Pour que cela ne puisse plus se produire, par exemple à cause d’un nouveau séisme, Tepco a décidé de mettre à l’abri le combustible de la piscine 4 vers un conditionnement sécurisé au sol. Pour ce faire, il est nécessaire de construire une superstructure qui supportera une grue capable de transférer en toute sécurité les 1535 assemblages.

En voici le projet fourni par Tepco :

 

1

 

2

 

(Pour en savoir plus sur ce projet, voir l’article de Trifouillax.)

 

 

Autres travaux à prévoir et coûts pharamineux

 

Comme pour le barrage, il s’agit de travaux qu’il faut réaliser en priorité. Toutefois il est évident que le combustible des unités 1 et 3 devra être également transféré, car rien ne dit que leurs piscines tiendront des décennies. Mais entretemps, il faudra résoudre le problème de la place disponible dans la piscine commune de Fukushima Daiichi car celle-ci contient déjà plus de 1000 tonnes de combustible. Faudra-t-il en construire une supplémentaire ?

 

Il faut donc relativiser toutes ces stratégies qui pourraient presque nous faire croire que l’industrie nucléaire maîtrise parfaitement une catastrophe.
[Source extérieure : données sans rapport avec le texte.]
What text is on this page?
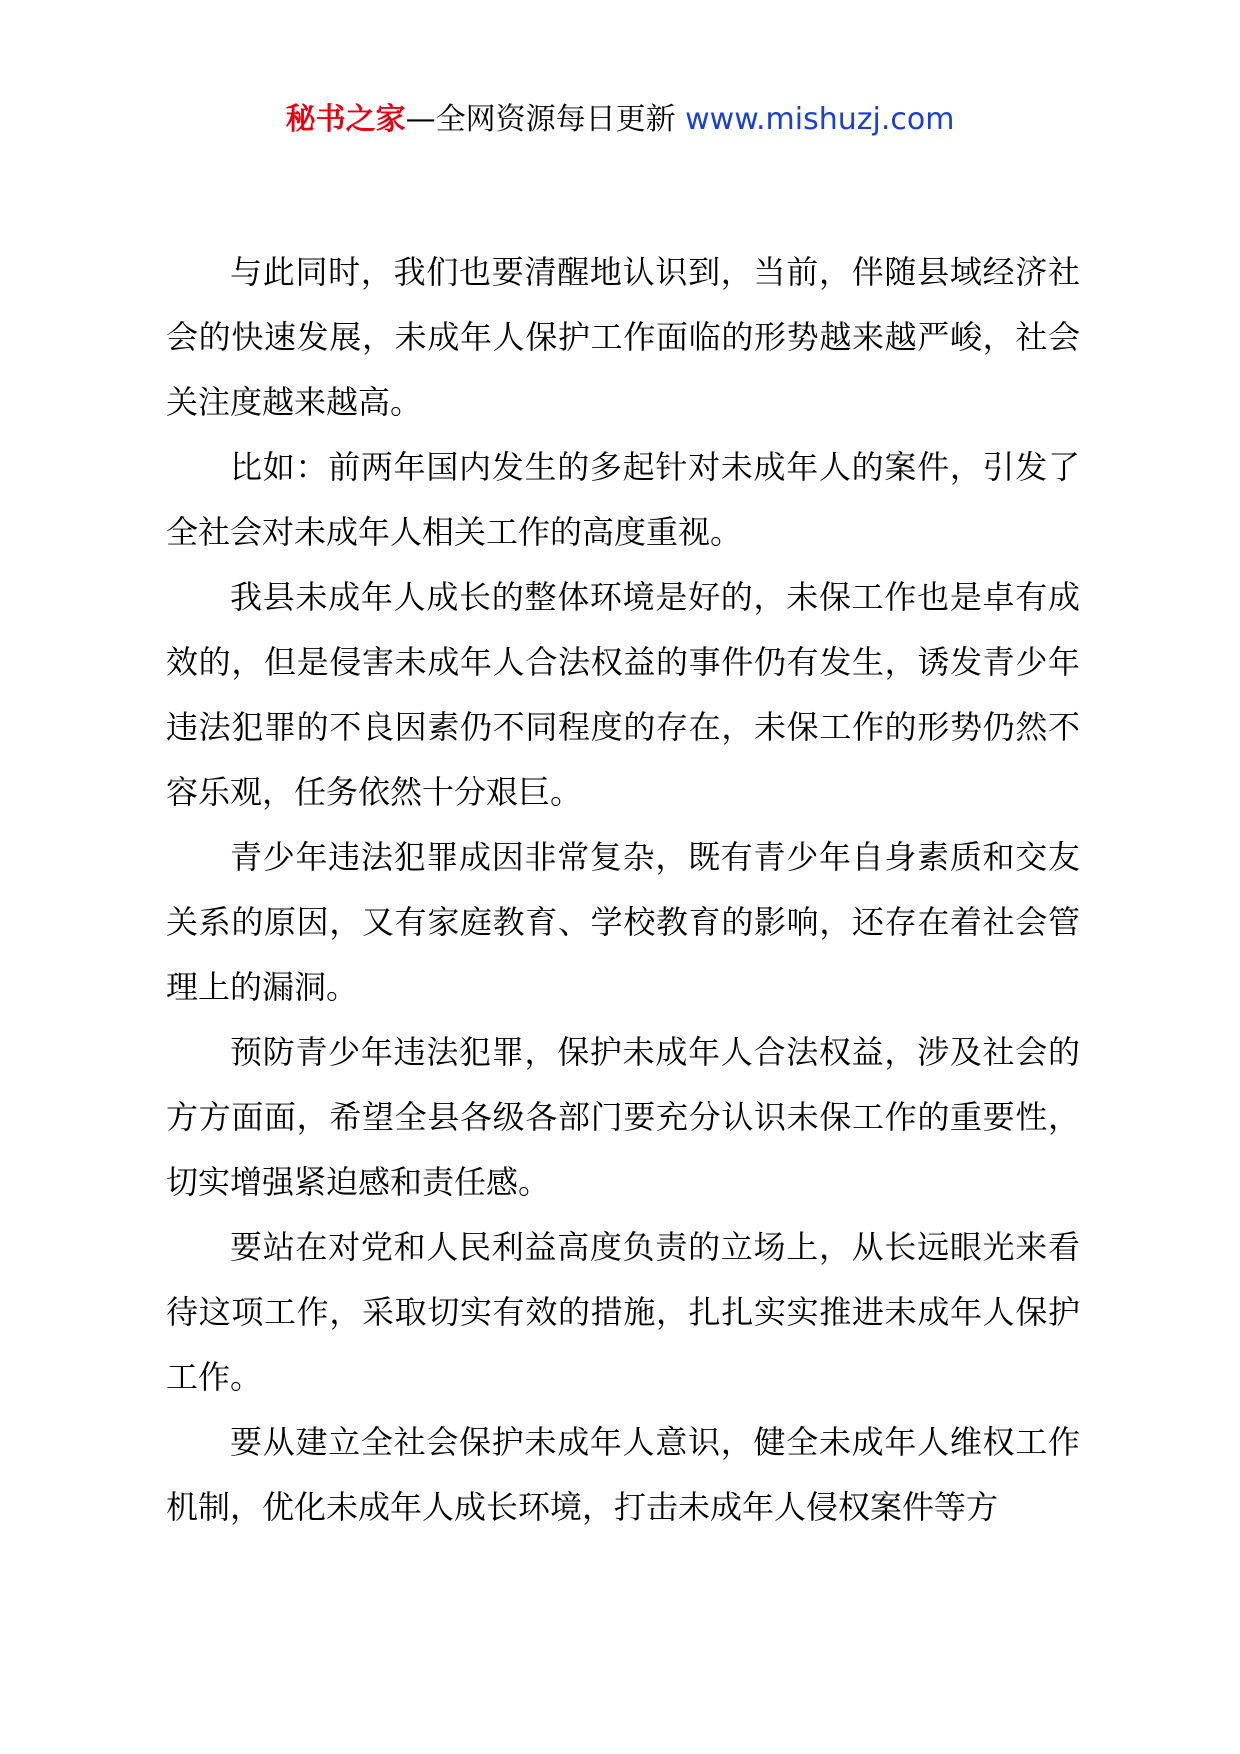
秘书之家—全网资源每日更新 www.mishuzj.com

与此同时，我们也要清醒地认识到，当前，伴随县域经济社会的快速发展，未成年人保护工作面临的形势越来越严峻，社会关注度越来越高。

比如：前两年国内发生的多起针对未成年人的案件，引发了全社会对未成年人相关工作的高度重视。

我县未成年人成长的整体环境是好的，未保工作也是卓有成效的，但是侵害未成年人合法权益的事件仍有发生，诱发青少年违法犯罪的不良因素仍不同程度的存在，未保工作的形势仍然不容乐观，任务依然十分艰巨。

青少年违法犯罪成因非常复杂，既有青少年自身素质和交友关系的原因，又有家庭教育、学校教育的影响，还存在着社会管理上的漏洞。

预防青少年违法犯罪，保护未成年人合法权益，涉及社会的方方面面，希望全县各级各部门要充分认识未保工作的重要性，切实增强紧迫感和责任感。

要站在对党和人民利益高度负责的立场上，从长远眼光来看待这项工作，采取切实有效的措施，扎扎实实推进未成年人保护工作。

要从建立全社会保护未成年人意识，健全未成年人维权工作机制，优化未成年人成长环境，打击未成年人侵权案件等方
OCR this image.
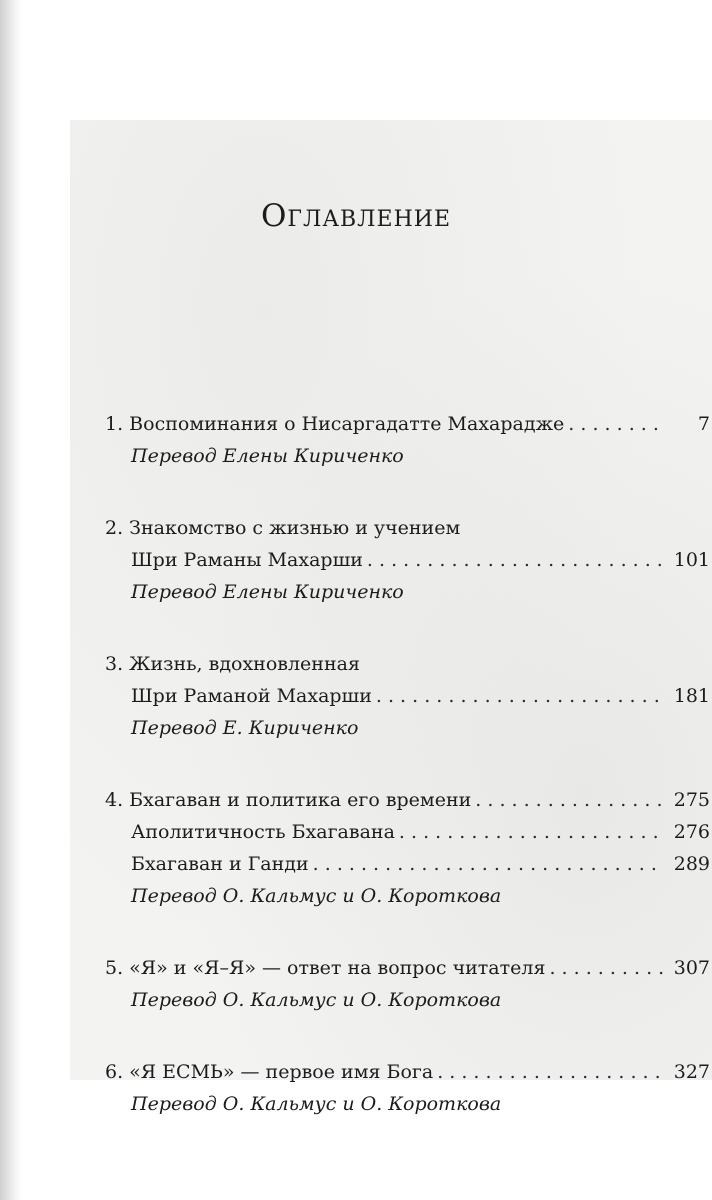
Оглавление
1. Воспоминания о Нисаргадатте Махарадже . . .	7
Перевод Елены Кириченко
2. Знакомство с жизнью и учением
Шри Раманы Махарши . . .	101
Перевод Елены Кириченко
3. Жизнь, вдохновленная
Шри Раманой Махарши . . .	181
Перевод Е. Кириченко
4. Бхагаван и политика его времени . . .	275
Аполитичность Бхагавана . . .	276
Бхагаван и Ганди . . .	289
Перевод О. Кальмус и О. Короткова
5. «Я» и «Я–Я» — ответ на вопрос читателя . . .	307
Перевод О. Кальмус и О. Короткова
6. «Я ЕСМЬ» — первое имя Бога . . .	327
Перевод О. Кальмус и О. Короткова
Aujourd’hui le Japon est largement contaminé, le mal est déjà fait, et il y aura toujours des fuites, la centrale restera toujours une menace.

 

Enfin, combien cela va-t-il coûter ?

Est-ce que le prix des conséquences des catastrophes nucléaires sera maintenant compris dans le coût du kW ?

Et qui va payer au final ?

 

On a déjà des éléments de réponse avec la catastrophe de Tchernobyl (1986) : la construction du deuxième sarcophage vient de démarrer. Coût total prévu pour un seul réacteur : 1,54 milliard d'euros.